MaxDegreeOfParallelism explicitly setting MaxDegreeOfParallelism , this makes up for a bit - the number of threads used no longer explodes, but the number of tasks is still happening. But we have already seen that ranges are just the number of parallel tasks performed - so why create more and more tasks? Using a debugger confirms this - with a MaxDOP of four, there are only five ranges (there is some alignment that causes the fifth range). Interestingly, one of the completed ranges (how did the first complete so much ahead of the rest?) Has an index higher than the range that it iterates - this is because the “scheduler” assigns range sections in fractions up to 16.

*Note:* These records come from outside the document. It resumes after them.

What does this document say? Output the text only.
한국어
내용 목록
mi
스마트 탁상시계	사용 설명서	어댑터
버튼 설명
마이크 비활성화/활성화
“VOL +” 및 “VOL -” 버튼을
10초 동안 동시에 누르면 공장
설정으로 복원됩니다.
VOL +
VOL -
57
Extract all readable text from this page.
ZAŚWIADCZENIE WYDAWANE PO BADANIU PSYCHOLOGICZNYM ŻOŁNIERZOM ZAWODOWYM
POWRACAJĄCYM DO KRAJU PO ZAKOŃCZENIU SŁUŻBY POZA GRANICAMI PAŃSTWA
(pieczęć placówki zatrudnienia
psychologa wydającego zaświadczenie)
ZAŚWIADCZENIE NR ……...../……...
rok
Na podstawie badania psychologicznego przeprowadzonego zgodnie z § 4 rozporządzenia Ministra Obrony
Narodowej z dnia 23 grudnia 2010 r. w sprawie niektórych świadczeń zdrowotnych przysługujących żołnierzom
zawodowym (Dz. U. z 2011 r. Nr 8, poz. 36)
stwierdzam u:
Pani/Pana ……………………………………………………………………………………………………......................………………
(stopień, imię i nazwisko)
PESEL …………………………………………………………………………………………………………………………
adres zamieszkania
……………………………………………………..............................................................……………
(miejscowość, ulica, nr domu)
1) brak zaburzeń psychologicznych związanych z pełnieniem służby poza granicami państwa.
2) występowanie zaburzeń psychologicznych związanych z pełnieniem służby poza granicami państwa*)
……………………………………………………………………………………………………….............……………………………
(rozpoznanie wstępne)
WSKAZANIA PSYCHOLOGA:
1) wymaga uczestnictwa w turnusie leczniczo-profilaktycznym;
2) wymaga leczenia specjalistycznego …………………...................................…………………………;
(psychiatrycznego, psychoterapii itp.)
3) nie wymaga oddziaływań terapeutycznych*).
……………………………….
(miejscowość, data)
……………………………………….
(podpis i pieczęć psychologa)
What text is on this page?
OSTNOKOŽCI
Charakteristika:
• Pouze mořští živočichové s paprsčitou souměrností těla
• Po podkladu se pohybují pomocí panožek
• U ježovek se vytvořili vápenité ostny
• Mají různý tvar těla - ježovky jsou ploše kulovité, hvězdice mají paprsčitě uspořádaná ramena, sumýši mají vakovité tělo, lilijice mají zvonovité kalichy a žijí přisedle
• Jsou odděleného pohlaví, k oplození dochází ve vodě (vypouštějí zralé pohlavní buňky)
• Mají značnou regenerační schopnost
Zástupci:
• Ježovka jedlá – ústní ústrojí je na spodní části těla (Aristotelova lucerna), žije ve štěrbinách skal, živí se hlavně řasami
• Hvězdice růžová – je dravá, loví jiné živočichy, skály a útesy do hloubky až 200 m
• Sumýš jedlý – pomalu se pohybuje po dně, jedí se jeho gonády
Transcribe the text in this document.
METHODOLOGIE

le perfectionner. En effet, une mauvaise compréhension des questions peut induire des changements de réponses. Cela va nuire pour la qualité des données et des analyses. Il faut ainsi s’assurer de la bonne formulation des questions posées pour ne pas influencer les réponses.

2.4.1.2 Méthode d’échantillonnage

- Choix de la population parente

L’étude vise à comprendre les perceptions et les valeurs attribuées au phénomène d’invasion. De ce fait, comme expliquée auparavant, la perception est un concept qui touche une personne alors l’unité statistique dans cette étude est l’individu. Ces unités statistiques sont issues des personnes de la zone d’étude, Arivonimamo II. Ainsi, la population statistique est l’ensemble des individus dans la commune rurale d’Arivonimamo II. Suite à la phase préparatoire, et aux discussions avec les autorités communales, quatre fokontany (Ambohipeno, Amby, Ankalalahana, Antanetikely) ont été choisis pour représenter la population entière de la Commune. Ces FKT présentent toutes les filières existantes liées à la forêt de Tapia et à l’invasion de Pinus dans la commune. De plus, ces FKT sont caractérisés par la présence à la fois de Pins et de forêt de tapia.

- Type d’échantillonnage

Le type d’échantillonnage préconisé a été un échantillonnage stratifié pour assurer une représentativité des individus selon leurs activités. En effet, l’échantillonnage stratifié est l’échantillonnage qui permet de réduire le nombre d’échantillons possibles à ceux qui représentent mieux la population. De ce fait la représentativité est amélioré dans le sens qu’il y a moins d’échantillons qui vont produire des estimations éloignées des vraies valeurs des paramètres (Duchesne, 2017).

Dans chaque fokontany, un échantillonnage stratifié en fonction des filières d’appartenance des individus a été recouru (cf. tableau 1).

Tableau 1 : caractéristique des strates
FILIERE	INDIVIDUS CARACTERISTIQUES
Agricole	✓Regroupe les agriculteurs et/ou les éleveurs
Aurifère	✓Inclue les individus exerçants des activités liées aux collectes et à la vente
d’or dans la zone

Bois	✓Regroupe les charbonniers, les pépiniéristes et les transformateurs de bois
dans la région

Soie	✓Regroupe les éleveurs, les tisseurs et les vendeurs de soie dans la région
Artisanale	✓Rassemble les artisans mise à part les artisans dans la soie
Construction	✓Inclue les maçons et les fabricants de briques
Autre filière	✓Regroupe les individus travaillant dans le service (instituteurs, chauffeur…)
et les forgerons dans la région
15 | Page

The root task is self-replicating, so instead of explicitly launching, for example, four tasks for data processing, he expects the scheduler to replicate the task to process more data. It's hard to read - we are talking about complex multi-threaded unprotected code, but it seems that it always assigns work on slices much less than divided ranges. In my testing, the maximum slice size was 16 - far from the millions of data that I run. 16 iterations with such a body are not at all time, which can lead to many problems with the algorithm (the largest of them is the infrastructure that works more on the processor than the actual body of the iterator). In some cases, caching can affect performance even more (possibly when there are many changes in the execution time of the body), but in most cases access is fairly consistent.
TL; DR
Do not use Parallel.For and Parallel.ForEach if your iteration work is very short (on the order of milliseconds). AsParallel or just starting a single-processor iteration will most likely be much faster.
A bit longer explanation:
It seems that Parallel.For and Paraller.ForEach are intended for scenarios in which the individual elements that you repeat take a considerable amount of time (i.e. a lot of work per element, rather than tiny amounts of work on a lot of objects). They seem to work poorly when the body of the iterator is too short. If you are not doing substantial work in the body of the iterator, use AsParallel instead of Parallel.* . Sweetspot seems to be somewhere less than 150 ms per slice (about 10 ms per iteration). Otherwise, Parallel.* Will spend a lot of time in its own code and is unlikely to do your iteration (in my case, the usual number was somewhere around 5-10% in the body - vaguely bad).
Unfortunately, I did not find any warnings about this on MSDN - even samples collect significant amounts of data there, but there are no hints of a terrible performance hit. Having tested the same code sample on my computer, I found that it is really often slower than single-threaded iteration, and in better times, a little faster (saving time by 30-40% when working on four processor cores is not very effective).
EDIT:
Villain found a mention on MSDN about this very problem and how to solve it - https://msdn.microsoft.com/en-us/library/dd560853(v=vs.110).aspx . The idea is to use a custom separator and iterate over it into the body of Parallel.For (for example, a loop in a Parallel.For loop). However, in most cases, using AsParallel is probably still the best choice - simple loop bodies usually mean some kind of mapping / decreasing operation, while AsParallel and LINQ are generally good at that. For example, your sample code can be rewritten simply like this:
var result = testData.AsParallel().Where(i => i == 1).ToList();
The only time that using AsParallel is a bad idea coincides with all other LINQs - when your loop body has side effects. Some may be tolerant, but it is safer to avoid them altogether.